Left entirely out of the official regulatory agenda are rules on (1) infectious diseases (promised by Michaels soon after he was confirmed); (2) safe patient handling to avoid ergonomic injury in the health care industry; and (3) standards for heat stress in outdoor occupations, especially agriculture—a seeming no-brainer as climate change produces temperatures in the range of 110° degrees in southern fields. Two weeks ago a postal worker in Massachusetts collapsed and died after trudging around in high temperatures; imagine what is going on with migrant workers in Texas.

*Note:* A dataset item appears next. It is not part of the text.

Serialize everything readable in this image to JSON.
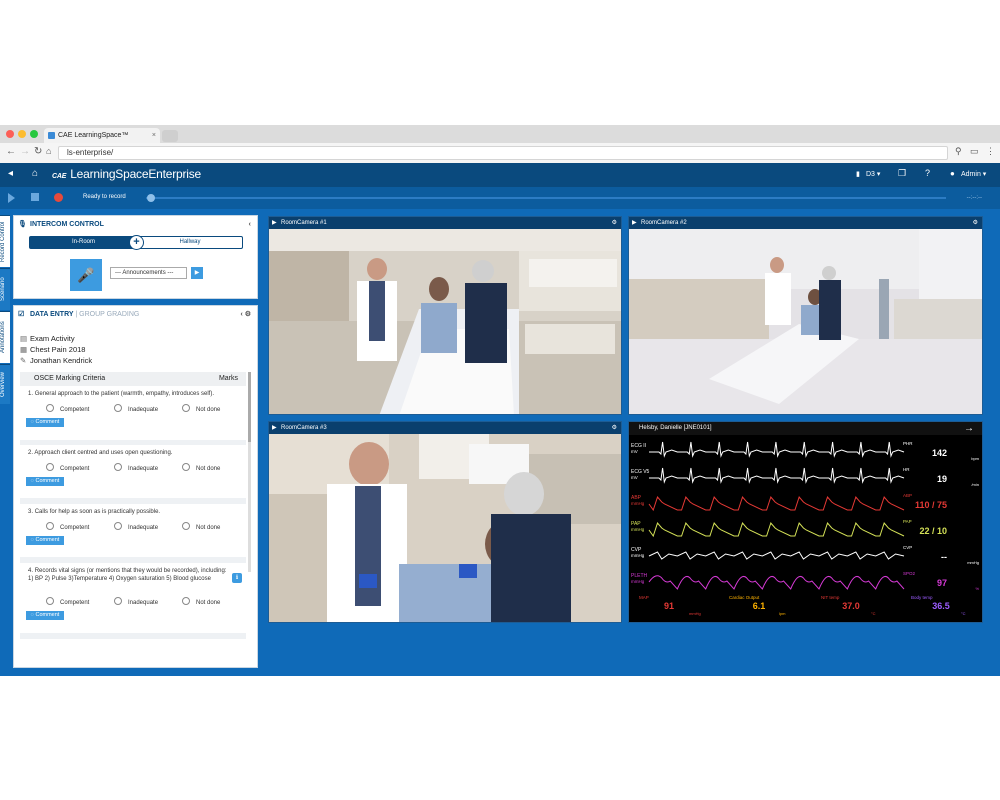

Michaels and Perez have undoubtedly talked about these problems, and we hope they have some solid strategies in mind to resolve them. Business-as-usual, though, simply is not going to cut it. They can’t just make sure the routine paperwork is shuffled at the ordinary pace across someone’s desk. Unless they become as relentless as Mitch McConnell, his caucus, and regulated industries, they’ll look back in October 2016 with nothing to show the history books, as workers continue to die or get severely injured unnecessarily. Nothing should be a higher priority for either of them than rescuing their proposals from the White House dungeon, getting them published immediately, running a quick and efficient process for digesting public comments and considering any changes to the rule, and making final their priority rules well before national presidential politics makes everyone inside-the-Beltway even crazier than they are already.